ONE44 Analytics where the analysis is concise and to the point

Our goal is to not only give you actionable information, but to help you understand why we think this is happening based on pure price analysis with Fibonacci retracements, that we believe are the underlying structure of all markets and Gann squares.

For the ONE44 Fibonacci rules and guidelines to help with this article, go here.

Charts are courtesy of Barchart.com

(YMZ21)

We will get to why this can be a top in the Dow after we show you where it's been.

This market has had such a strong move up that in order to get it to come into some retracements we had to use the next most important low above the 3/23/20 and this was the low on 10/30/20. The first good setback happened on 2/1/21, it traded below 23.6%, but the close was well above it and new highs followed. The second setback on 3/4/21 also held 23.6% and went on to new highs. That high hit the 34,792 major Gann square and the break from it hit the 33,205 major Gann square. The rally from there took it back to the 34,792 major Gann square, before going back to the 33,205 major Gann square again and down to 23.6% of the 10/30/20 low on 6/21/21. The rally from there hit the 34,792 major Gann square and the break from it hit 61.8% back to the low on 6/21/21 on 7/19/21. After the new ATH was the first sign of a short term trend change when it held 38.2% on 8/19/21 and failed to make a new high (shaded area). Following the ONE44 Fibonacci rules and guidelines we know that when it fails to make a new high after holding 38.2% we should look for 61.8% of the same move. This was 33,940, it did this and more, however it held above 23.6% going back to the 10/30/20 low. The rally from the low on 9/20/21 hit 61.8% on 9/27/21 and that took it to new lows. The low on 10/1/21 held above 23.6%, the 200 day moving average and the 33,205 major Gann square, keeping the long term trend extremely positive. The rally from there went to 61.8% on 10/7/21 and then down to 61.8% of that rally on 10/13/21. This rally has taken it to 78.6% at 35,100.

As we have shown the long term trend remains very strong based on the retracements it has held on all the setbacks, however we watch all the retracements on every move to see just how strong, or weak a market is and this brings us to the 78.6% rule. This is,

"Any market that hits 78.6% should go 78.6% back the other way. This is also where a lot of Bull markets end and start."
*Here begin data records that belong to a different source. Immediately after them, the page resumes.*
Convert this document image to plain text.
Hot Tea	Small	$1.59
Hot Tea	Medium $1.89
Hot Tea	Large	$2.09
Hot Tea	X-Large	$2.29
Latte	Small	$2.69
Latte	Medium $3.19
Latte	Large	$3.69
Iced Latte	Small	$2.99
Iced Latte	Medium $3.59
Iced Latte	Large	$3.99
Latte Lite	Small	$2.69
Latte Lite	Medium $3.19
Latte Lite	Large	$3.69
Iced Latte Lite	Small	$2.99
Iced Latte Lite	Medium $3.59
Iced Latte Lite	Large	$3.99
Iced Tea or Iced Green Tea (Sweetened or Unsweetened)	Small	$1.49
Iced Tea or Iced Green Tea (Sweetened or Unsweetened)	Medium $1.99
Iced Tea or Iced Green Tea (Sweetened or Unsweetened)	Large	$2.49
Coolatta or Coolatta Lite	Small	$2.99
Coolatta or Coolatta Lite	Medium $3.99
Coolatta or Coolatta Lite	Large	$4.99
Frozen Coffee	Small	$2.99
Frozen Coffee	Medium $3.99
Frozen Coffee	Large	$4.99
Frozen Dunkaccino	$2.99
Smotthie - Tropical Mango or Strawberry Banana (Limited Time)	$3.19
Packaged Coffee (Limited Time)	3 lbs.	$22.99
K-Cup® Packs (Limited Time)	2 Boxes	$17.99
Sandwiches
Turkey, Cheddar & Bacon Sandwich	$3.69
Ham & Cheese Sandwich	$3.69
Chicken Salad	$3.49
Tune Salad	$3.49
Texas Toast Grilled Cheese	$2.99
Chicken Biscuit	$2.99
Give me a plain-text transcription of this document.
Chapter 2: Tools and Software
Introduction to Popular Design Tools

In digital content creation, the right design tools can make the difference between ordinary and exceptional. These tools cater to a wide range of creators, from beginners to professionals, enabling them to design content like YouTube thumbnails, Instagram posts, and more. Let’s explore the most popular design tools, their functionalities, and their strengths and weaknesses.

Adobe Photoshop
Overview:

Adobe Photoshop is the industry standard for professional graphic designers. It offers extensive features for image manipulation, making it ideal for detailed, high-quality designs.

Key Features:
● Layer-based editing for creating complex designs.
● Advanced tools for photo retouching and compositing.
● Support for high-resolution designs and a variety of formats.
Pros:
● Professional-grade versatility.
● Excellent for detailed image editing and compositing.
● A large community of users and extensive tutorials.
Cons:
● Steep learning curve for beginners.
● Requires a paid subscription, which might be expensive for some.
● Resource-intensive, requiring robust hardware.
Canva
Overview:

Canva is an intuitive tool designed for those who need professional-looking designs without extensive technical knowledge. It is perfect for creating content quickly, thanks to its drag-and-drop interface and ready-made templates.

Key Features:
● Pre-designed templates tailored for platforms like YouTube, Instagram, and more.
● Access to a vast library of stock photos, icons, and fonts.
On a setback from 35,100 the target will be 78.6% the other way and this is 33,800 and being that this is where a lot of Bull markets end and start, a break from here longer term can take it down to 23.6% to the 3/23/20 low and this is 31,450, there is also a major Gann square at 31,691. As we mentioned the long term remains very positive and a failure to get a turn lower from the 78.6% level at 35,100 should send it up to the next major Gann square 36,495.